Loops and self-reference in dictionaries

One of the things I wanted to use this blog for was to publish (and get incentive to keep writing) the summaries that I really should write as soon as I read an article.

Today I read this article:

Levary, David, Jean-Pierre Eckmann, Elisha Moses, and Tsvi Tlusty. 2012. Loops and Self-Reference in the Construction of Dictionaries. Physical Review X, 2, 031018.

It reminded me of my Magister thesis, where I (among other things) looked at the dictionary network around the two synonyms skarp and vass in Swedish. The result was not a surprise – we know that dictionary entries refer to each other in loops, making it very difficult to understand a new concept, without understanding related concepts.

The Levary et al (2012) article did some cool statistics on these self-refential loops in the dictionaries. One such loop is in figure 5 below


Figure 5 has examples of strongly connected components (SCCs)– where all nodes (words) point to all other words – such as precipitation, sleet and snow.

Previously, other researchers had found on that in a typical dictionary:
“It was found that dictionaries consist of a set of words, roughly 10% the size of the original dictionary, from which all other words can be defined. This subgraph was observed to be highly interconnected, with a central, strongly connected component, dubbed the core.”

This should mean that if you know this core, you can use it to define all other words (now, your sentences would be awkward and long, with red or green fruit on bough of tree that you can eat and that you can make sauce and pie out of, instead of apple – and, of course, the definition you might end up with from the dictionary might not uniquely identify an APPLE at all – in this case, maybe grape would also be fitting). It would also, on the surface, mean that to understand the core, you have to understand basically all of it. Hmm…
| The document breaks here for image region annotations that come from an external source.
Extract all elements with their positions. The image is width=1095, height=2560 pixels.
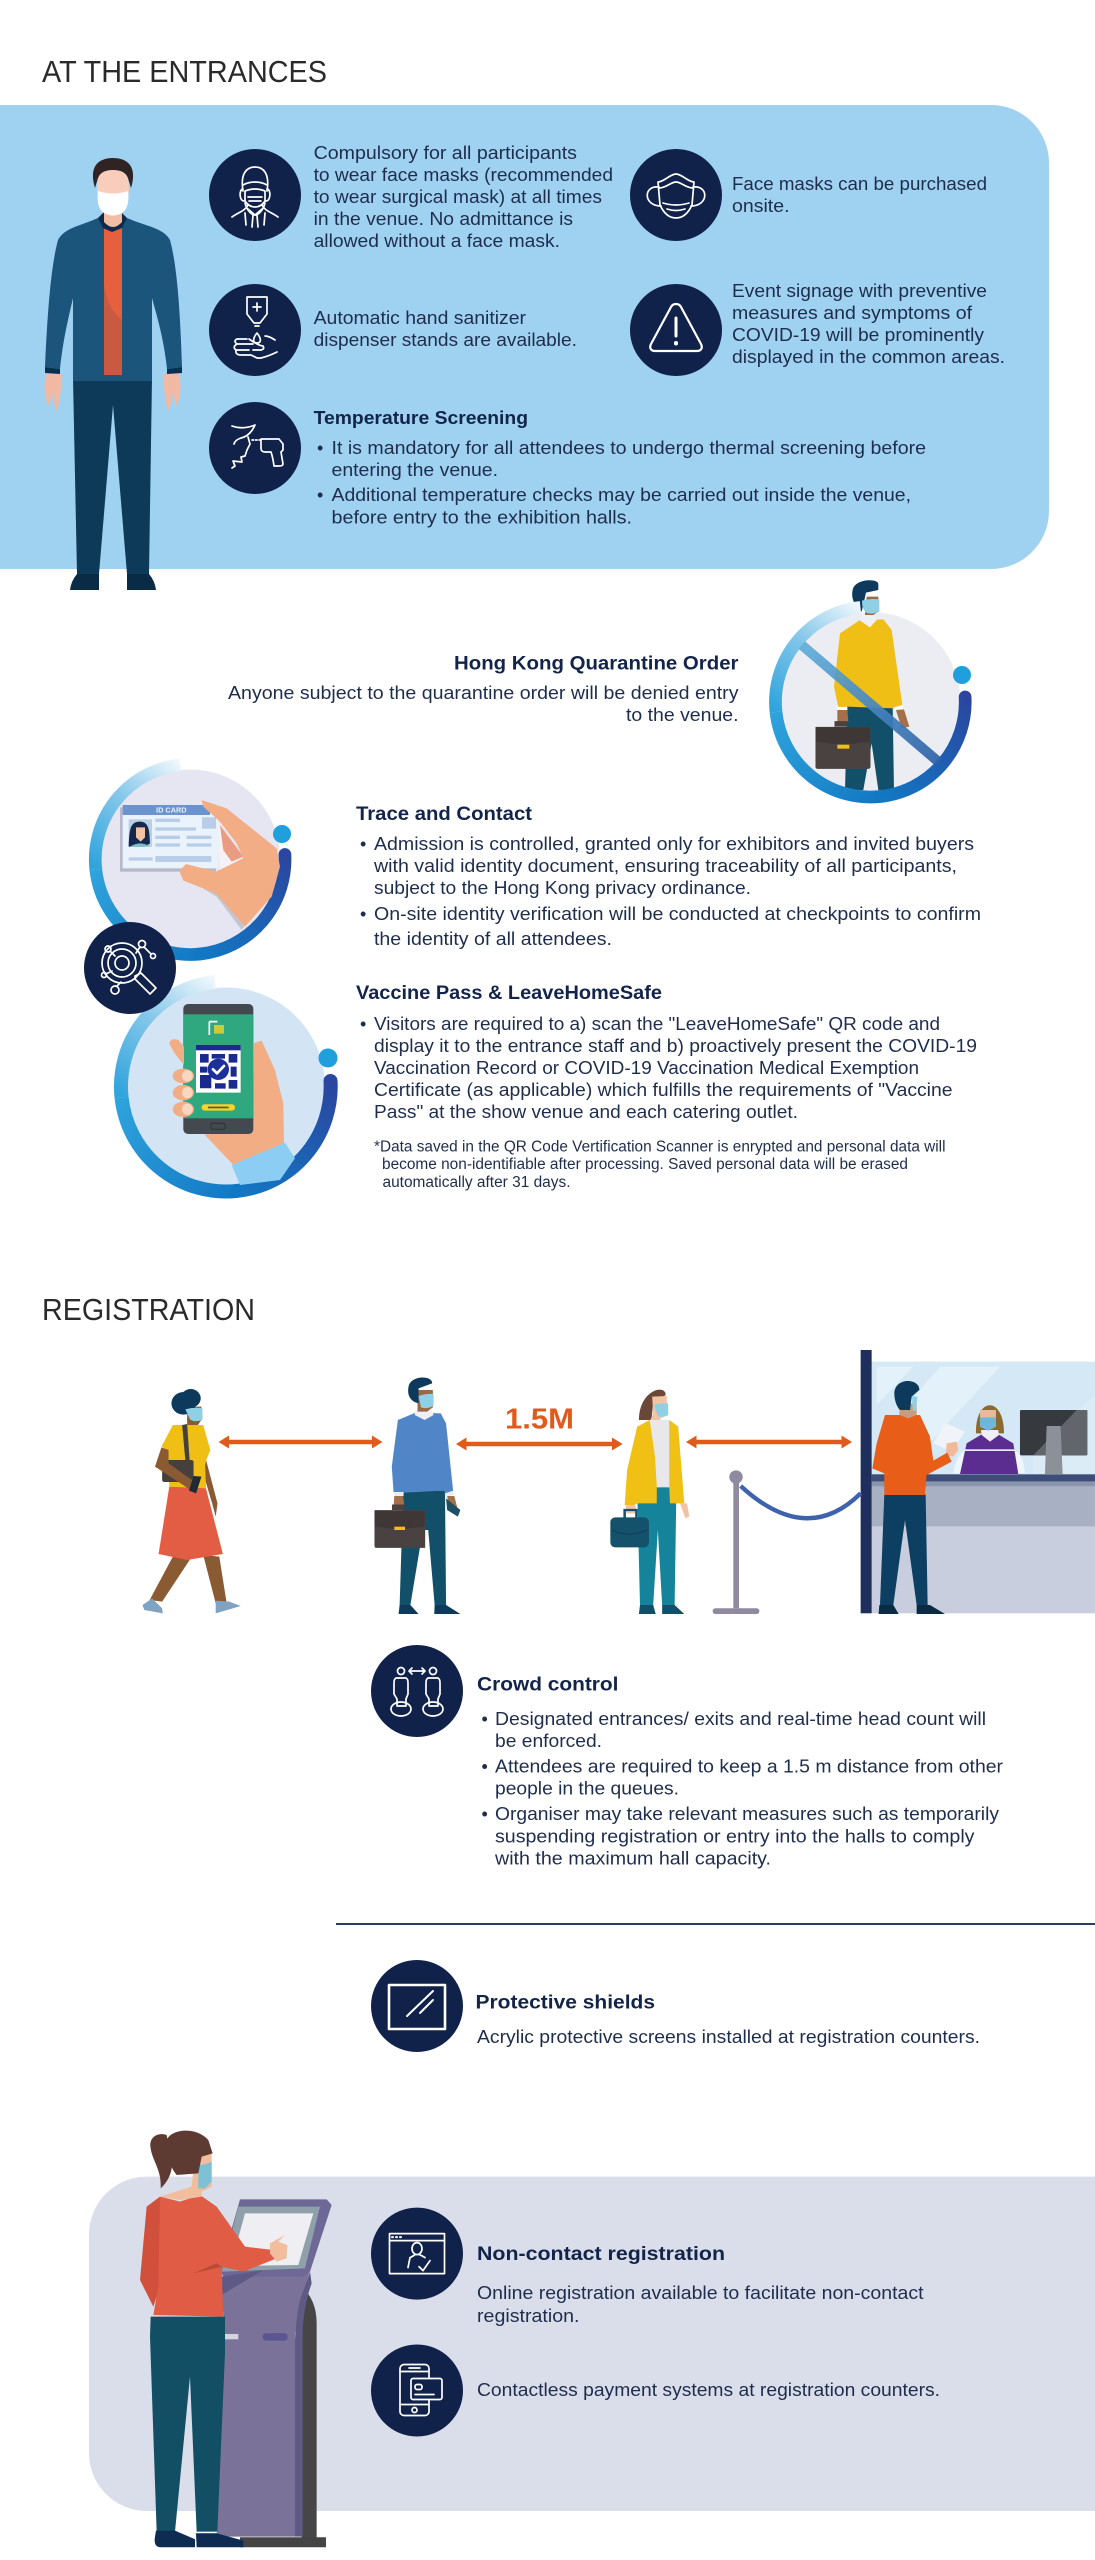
text: masks on sale [732, 174, 987, 216]
arrow: distance two [456, 1438, 623, 1450]
text: non-contact registration: Non-contact registration [477, 2243, 725, 2265]
text: trace and contact: Trace and Contact [356, 803, 533, 825]
illustration: woman at kiosk [140, 2131, 332, 2547]
text: crowd control: suspending registration or entry into the halls to comply [495, 1827, 974, 1847]
text: non-contact registration: registration. [477, 2306, 580, 2326]
text: event signage [732, 281, 1005, 367]
text: crowd control [477, 1674, 1003, 1869]
icon: hand sanitizer [209, 284, 301, 376]
text: trace and contact: • [360, 904, 366, 924]
illustration: phone qr code [121, 982, 338, 1192]
footnote: data privacy: automatically after 31 days. [382, 1174, 570, 1191]
text: vaccine pass: Vaccine Pass & LeaveHomeSafe [356, 982, 662, 1004]
text: temperature screening: • [317, 485, 323, 505]
text: crowd control: be enforced. [495, 1731, 602, 1751]
text: event signage: measures and symptoms of [732, 303, 973, 323]
text: event signage: displayed in the common areas. [732, 347, 1005, 367]
figure: woman with handbag [610, 1390, 689, 1614]
panel: non-contact registration [89, 2131, 1095, 2547]
illustration: queue with distancing [142, 1350, 1095, 1614]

Levary et al (2012) discovered that if you concentrate only on SCCs with loops less than or equal to 5 words), this core decomposes into several hundred SCCs, that are independent of each other. Here are some examples of SCCs:

{emotion, spirit, dejection, melancholy, feeling}
{height, end, dimension, length}
{bark, trunk, tree, lumber}

And then the authors looked at _when_ words had first been recorded. And they found that the words in SCCs (such as the ones above) tended to appear closer together in time than average words do. So once you start talking about a semantic field (maybe you move from a desert to a place with trees) lots of interdependent words appear in a relatively (150 years or so) short time span. The words co-eolve. This is cool. You don’t need to use trunk to define what a tree word mean, but conceptually bark and tree seem to be close.